Prime Minister Kishida has shown leadership in taking one more step toward a free and open international order.

The LDP secretaries were left scratching their heads when they received such a self-praising report in their mailboxes on January 23, 26, and 29. The sender was the LDP headquarters. A middle-ranking Diet member’s secretary said, bewildered.

The title of the report was “Initiatives of the Kishida Administration,” and the text read, “Please use this report for local briefings, media relations, and other purposes. We had received papers from the party headquarters before when the administration’s approval ratings were low, but this time the paper was an unprecedented 48 pages of A4 paper.

The first sentence is from the “Diplomacy” section, but the “New Capitalism” section also goes on and on praising Prime Minister Fumio Kishida (66), saying, “After two years of efforts, we have a once-in-a-lifetime opportunity to completely break out of deflation and transition to a new economy.
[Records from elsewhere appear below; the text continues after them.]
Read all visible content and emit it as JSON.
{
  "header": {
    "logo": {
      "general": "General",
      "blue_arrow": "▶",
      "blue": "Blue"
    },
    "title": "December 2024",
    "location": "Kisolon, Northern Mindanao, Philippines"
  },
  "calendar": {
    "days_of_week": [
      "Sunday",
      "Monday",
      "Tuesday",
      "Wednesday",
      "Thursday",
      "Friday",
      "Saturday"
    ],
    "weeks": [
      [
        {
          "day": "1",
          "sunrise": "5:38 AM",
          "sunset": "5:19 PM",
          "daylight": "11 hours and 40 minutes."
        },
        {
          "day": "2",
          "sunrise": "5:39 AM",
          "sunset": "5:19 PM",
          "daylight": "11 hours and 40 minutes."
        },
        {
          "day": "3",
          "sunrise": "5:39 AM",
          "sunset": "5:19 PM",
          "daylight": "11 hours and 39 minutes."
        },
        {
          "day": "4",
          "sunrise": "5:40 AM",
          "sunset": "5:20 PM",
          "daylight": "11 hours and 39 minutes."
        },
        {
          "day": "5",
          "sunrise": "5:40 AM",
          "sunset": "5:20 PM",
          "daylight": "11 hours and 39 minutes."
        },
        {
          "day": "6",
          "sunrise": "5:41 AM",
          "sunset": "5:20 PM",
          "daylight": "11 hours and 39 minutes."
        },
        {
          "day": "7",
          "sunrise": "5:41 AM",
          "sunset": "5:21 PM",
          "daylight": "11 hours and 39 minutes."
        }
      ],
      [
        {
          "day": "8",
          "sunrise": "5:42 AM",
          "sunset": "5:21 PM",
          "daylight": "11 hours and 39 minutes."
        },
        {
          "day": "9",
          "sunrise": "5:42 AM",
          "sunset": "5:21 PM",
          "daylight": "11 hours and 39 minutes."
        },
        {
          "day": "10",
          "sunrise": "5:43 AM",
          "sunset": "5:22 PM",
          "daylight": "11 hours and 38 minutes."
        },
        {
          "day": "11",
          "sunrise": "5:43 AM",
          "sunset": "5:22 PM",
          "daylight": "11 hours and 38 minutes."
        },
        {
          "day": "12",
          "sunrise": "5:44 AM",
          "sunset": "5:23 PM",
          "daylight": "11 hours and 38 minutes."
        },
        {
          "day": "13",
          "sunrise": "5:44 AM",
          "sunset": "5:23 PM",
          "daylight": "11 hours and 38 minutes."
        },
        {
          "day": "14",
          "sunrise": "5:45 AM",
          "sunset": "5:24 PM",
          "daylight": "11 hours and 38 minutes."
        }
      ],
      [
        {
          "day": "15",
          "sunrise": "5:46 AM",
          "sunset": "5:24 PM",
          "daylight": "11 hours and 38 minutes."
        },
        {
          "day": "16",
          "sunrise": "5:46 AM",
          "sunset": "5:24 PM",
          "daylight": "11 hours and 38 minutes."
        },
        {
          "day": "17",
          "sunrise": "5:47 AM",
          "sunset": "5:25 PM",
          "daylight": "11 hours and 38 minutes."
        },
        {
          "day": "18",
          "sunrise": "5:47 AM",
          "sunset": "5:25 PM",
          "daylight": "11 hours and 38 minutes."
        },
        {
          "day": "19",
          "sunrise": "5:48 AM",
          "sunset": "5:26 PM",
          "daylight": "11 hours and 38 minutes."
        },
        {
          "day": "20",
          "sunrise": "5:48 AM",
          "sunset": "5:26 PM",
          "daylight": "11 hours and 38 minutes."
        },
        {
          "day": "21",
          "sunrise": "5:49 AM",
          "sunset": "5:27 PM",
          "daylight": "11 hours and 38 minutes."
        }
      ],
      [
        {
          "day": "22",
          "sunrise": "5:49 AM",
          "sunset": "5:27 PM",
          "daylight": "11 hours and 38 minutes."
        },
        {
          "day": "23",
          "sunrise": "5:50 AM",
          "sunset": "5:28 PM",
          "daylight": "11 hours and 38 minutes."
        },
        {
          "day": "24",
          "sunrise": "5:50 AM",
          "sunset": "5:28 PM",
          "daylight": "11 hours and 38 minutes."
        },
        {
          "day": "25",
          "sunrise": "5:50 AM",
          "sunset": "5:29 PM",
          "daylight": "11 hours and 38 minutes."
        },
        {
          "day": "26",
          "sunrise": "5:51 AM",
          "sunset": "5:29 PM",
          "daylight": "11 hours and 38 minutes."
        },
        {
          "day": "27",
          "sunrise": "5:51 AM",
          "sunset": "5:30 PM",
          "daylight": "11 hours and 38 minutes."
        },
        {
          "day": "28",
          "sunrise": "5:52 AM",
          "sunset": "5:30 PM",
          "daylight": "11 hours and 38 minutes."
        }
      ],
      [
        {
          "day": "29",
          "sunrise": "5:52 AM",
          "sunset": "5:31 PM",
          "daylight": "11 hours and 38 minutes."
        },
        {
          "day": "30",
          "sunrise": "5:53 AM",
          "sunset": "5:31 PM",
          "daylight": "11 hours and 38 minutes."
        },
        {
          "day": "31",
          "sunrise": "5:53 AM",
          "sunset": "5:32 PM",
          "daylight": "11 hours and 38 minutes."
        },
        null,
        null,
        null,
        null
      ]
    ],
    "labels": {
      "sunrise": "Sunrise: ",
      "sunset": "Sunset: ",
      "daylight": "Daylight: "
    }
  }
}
According to the latest public opinion poll released by JNN on February 4, the Kishida administration’s approval rating is in the danger zone, hovering around 23%. What is the purpose of distributing a large number of reports at this time?

Is the prime minister seeking a way to dissolve the House of Representatives early? Some observers believe that the report was prepared with a speech in his hometown in mind, and that it is intended to encourage people to prepare for the upcoming election.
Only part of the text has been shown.